What happens in a Will Contest claim (how to contest a Will)

How to contest a Will

1. This blog is an update on our earlier blog following this topic. It should assist in describing what will typically happen in the Will contest claim.

2. There are two general types of Will contest claims. Firstly a claim that a Will is not valid because of problems with its execution (it was not properly signed by the person making the Will in front of two witnesses) and/or secondly because the person making the Will did not or could not have understood what he or she was doing or were “forced” to make a Will they would not otherwise have made. Secondly where a claim for financial provision is made under the Inheritance (Provision for Family and Dependants) Act 1975. I deal with the former rather than the latter here.
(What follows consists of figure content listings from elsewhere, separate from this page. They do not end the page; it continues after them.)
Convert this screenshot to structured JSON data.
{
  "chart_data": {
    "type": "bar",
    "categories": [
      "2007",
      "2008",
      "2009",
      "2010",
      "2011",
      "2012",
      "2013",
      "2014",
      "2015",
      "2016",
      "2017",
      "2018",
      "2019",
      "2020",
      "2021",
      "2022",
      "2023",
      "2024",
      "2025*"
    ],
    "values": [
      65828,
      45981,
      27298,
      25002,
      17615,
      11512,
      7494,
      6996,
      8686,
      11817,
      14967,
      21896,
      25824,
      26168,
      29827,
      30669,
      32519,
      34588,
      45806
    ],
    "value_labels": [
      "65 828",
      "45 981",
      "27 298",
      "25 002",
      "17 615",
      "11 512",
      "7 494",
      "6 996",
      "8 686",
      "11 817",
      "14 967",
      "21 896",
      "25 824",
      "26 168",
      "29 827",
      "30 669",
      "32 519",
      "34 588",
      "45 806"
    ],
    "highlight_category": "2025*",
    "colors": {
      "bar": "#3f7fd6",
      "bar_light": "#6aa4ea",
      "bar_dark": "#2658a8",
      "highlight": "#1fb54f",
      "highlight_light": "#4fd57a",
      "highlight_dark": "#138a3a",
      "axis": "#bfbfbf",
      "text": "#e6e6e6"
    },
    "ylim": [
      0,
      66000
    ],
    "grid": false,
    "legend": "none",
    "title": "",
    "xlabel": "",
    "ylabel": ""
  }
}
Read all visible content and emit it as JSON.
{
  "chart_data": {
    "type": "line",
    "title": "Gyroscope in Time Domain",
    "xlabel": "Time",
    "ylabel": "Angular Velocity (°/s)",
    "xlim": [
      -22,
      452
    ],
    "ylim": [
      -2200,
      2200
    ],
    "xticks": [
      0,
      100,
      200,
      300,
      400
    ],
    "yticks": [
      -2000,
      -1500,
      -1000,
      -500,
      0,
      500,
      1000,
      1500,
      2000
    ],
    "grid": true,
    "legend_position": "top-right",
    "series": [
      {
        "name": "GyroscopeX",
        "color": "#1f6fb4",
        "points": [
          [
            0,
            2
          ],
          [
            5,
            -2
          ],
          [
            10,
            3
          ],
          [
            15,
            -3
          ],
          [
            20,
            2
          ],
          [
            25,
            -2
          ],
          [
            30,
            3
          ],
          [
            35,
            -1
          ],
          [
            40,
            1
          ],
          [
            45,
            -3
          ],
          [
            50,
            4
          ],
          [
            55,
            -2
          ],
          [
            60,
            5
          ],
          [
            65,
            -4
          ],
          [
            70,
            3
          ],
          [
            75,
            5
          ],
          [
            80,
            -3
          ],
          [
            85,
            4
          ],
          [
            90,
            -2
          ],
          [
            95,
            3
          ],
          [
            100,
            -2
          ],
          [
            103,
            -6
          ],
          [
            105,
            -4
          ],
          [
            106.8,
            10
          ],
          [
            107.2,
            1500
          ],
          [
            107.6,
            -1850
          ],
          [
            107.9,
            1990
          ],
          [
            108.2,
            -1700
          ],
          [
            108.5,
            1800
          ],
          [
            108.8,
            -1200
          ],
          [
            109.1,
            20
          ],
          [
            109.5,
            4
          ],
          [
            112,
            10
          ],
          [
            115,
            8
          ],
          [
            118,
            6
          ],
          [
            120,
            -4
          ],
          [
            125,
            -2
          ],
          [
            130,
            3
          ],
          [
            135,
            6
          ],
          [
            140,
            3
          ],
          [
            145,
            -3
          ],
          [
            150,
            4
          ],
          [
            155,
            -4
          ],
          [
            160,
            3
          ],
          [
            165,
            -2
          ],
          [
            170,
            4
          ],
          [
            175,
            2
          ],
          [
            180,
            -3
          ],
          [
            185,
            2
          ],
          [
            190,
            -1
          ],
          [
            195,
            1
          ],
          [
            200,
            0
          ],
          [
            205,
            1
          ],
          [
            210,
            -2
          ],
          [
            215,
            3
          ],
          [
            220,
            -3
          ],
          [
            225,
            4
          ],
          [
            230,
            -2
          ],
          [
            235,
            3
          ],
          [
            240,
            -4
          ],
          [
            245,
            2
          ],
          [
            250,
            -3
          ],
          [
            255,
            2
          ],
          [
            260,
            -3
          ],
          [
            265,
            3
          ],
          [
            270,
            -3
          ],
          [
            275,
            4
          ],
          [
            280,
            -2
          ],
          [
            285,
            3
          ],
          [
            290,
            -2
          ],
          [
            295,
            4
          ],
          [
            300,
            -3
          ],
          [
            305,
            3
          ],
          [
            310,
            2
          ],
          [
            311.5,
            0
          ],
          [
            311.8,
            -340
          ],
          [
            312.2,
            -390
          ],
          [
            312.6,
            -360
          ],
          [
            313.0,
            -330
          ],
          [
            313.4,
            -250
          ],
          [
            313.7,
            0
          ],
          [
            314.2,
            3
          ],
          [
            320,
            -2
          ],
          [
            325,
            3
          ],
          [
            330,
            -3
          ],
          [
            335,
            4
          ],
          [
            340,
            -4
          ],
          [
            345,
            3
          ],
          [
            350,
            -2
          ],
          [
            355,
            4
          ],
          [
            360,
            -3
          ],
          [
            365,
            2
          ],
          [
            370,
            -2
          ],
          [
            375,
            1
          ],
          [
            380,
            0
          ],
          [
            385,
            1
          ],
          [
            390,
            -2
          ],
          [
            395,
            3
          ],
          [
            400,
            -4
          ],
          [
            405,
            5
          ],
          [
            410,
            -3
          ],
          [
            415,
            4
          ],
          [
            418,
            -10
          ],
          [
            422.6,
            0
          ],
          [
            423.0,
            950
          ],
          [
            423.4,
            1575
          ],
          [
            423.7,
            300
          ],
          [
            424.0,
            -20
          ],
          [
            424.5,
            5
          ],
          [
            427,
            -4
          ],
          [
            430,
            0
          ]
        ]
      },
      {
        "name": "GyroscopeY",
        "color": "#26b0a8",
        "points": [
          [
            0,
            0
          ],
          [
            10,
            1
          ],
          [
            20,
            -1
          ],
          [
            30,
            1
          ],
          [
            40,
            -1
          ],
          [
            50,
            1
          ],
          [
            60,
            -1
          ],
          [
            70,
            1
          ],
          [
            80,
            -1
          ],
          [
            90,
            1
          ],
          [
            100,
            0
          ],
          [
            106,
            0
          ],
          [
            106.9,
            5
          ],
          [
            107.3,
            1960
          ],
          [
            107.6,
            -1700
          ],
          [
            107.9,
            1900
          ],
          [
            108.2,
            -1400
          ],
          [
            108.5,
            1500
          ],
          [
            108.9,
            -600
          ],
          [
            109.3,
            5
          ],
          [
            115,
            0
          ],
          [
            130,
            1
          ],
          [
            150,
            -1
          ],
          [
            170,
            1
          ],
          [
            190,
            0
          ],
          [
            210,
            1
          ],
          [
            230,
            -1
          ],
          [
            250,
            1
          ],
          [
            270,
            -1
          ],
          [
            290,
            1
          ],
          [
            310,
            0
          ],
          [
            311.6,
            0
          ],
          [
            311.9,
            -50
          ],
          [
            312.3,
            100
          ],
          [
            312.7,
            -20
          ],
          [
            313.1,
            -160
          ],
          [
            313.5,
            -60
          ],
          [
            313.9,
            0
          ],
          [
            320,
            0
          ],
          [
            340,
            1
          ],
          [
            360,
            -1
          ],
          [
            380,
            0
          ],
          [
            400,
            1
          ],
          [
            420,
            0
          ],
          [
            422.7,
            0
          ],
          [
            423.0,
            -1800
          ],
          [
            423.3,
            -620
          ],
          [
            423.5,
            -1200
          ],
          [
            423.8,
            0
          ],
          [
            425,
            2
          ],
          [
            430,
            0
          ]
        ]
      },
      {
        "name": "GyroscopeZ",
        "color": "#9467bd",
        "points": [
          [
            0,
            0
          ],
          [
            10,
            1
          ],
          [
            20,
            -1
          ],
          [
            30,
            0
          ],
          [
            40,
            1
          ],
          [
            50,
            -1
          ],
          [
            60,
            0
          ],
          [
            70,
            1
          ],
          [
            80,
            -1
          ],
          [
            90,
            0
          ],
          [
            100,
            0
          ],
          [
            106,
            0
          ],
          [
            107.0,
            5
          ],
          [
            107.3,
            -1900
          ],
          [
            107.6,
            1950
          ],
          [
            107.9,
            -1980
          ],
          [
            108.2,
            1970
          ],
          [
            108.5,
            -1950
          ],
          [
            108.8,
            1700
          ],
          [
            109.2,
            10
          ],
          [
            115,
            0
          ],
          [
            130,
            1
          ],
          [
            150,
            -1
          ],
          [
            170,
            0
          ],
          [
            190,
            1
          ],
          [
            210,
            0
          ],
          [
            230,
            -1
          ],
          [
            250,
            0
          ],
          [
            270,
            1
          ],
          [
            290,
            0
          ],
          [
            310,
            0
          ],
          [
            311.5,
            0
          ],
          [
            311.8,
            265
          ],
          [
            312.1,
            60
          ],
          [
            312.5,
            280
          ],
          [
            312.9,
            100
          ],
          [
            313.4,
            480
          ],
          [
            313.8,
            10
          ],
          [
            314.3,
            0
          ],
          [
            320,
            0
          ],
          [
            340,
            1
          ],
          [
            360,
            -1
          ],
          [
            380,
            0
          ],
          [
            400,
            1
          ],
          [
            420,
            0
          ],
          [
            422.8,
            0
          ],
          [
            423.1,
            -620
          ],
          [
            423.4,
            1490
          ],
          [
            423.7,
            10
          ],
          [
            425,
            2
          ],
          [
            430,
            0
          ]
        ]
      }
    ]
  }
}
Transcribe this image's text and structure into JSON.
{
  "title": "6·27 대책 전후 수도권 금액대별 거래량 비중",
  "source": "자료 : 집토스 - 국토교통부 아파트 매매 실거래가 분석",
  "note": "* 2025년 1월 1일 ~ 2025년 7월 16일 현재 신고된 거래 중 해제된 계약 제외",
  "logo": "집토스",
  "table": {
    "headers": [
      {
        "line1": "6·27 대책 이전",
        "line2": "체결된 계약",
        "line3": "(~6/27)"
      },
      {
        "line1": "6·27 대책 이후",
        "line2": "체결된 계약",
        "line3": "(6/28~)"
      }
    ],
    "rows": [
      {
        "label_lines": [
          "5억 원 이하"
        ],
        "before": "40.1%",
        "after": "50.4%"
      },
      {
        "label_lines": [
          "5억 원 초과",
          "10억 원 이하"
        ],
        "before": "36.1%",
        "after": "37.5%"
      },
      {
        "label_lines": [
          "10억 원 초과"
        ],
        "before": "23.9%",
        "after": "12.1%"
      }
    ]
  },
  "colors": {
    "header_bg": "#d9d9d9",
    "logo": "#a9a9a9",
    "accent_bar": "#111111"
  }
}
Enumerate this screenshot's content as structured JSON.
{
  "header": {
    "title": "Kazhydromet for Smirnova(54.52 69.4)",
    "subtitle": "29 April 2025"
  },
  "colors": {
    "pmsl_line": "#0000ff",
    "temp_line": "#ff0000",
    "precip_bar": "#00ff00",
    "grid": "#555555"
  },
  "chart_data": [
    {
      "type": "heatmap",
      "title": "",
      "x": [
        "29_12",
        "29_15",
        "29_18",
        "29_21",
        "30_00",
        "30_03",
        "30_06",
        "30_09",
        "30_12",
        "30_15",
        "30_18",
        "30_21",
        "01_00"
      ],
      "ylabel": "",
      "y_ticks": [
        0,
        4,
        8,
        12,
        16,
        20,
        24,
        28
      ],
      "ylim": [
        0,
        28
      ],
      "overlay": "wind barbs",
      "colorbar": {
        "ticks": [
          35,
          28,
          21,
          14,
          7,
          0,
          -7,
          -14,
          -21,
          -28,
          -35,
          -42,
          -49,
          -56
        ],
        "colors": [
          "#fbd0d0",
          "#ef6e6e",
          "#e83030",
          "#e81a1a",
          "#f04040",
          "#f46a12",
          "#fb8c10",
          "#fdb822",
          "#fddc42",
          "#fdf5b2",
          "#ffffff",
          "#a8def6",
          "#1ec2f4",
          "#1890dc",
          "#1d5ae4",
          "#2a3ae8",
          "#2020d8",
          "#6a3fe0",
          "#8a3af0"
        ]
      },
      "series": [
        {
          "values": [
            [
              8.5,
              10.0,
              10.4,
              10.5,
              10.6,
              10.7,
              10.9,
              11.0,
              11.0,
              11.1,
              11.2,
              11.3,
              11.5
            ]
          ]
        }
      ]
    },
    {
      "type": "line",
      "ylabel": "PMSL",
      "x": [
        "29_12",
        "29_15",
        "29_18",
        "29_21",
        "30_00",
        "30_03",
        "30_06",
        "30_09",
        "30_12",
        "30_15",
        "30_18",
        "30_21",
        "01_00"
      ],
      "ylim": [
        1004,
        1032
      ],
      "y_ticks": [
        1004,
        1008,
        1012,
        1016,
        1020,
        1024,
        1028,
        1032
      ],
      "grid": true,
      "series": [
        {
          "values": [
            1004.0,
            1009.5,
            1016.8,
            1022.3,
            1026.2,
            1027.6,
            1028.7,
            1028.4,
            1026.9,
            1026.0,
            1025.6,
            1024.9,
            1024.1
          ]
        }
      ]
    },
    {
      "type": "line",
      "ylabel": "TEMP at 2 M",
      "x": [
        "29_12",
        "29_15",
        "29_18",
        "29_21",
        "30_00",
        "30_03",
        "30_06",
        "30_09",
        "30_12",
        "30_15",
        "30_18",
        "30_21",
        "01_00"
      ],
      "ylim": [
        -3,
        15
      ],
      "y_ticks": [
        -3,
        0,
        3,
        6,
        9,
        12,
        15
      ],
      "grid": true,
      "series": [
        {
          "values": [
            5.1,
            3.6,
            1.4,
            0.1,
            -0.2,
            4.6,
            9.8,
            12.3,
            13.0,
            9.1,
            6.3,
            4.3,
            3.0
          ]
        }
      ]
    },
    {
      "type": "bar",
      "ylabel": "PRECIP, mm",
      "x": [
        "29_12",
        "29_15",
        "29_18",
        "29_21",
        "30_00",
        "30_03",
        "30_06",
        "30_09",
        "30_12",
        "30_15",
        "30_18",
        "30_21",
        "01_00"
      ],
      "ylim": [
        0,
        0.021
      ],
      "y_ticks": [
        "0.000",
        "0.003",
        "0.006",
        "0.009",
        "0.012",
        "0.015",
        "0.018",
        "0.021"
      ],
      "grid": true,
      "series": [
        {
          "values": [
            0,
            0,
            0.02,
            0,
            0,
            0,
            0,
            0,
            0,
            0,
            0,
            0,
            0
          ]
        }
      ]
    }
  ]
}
3. What happens then in a claim about the validity of a Will?
(a) If in time, a Caveat is entered which stops the Grant of Probate and thereby the distribution of the estate under the disputed Will
(b) As in most cases there is likely to be a question mark over whether the person making the Will (called the “testator”) had sufficient mental capacity to make it, we will seek copies of his or her medical records and statements from persons who knew her
(c) We will ask treating doctors and nurses for their views
(d) We will seek related records, for instance, Social Services and Carers records and reports
(e) We will draft a letter of claim to include a request for any missing or otherwise unavailable records to include the Will writers file and where appropriate (if the Will has been drafted by a Solicitor) we will ask him or her questions about the formation of the Will which they are obliged to answer!!
(f) There is then likely to follow an exchange of information and/or views and depending on the strength of your claim, it is usually the case that Alternative Dispute Resolution (in other words “without prejudice” negotiations, mediation (“without prejudice” negotiations with a professional facilitator called a “mediator”) will ensue and the claim will be settled
(g) It is sometimes necessary to obtain a report from an independent Psychiatric expert and/or to seek a confirmatory opinion from an experienced Barrister in more protracted claims. Certainly a Barrister’s opinion which is favourable to you will almost always be necessary if it looks like legal proceedings will be required to resolve the dispute and you want to take on insurance to protect you against the risk of losing the claim (ie to persuade insurance underwriters to cover you for the claim) – please note insurance protection (against in effect an adverse costs order) is only necessary where Court proceedings are issued and served. This will not inevitably occur in every case and indeed most cases are resolved before this step is taken.

4. Settlement – a claim is not going to be settled without some “give and take” and whilst you may consider your case to be sufficiently strong not to merit any compromise, this is rarely in fact the case. At the very least the cost of running the claim is likely to be a persuasive factor because in Will contest claims, it is not necessarily the case that the loser will always pay – in other words the estate can become encumbered with the costs of the dispute.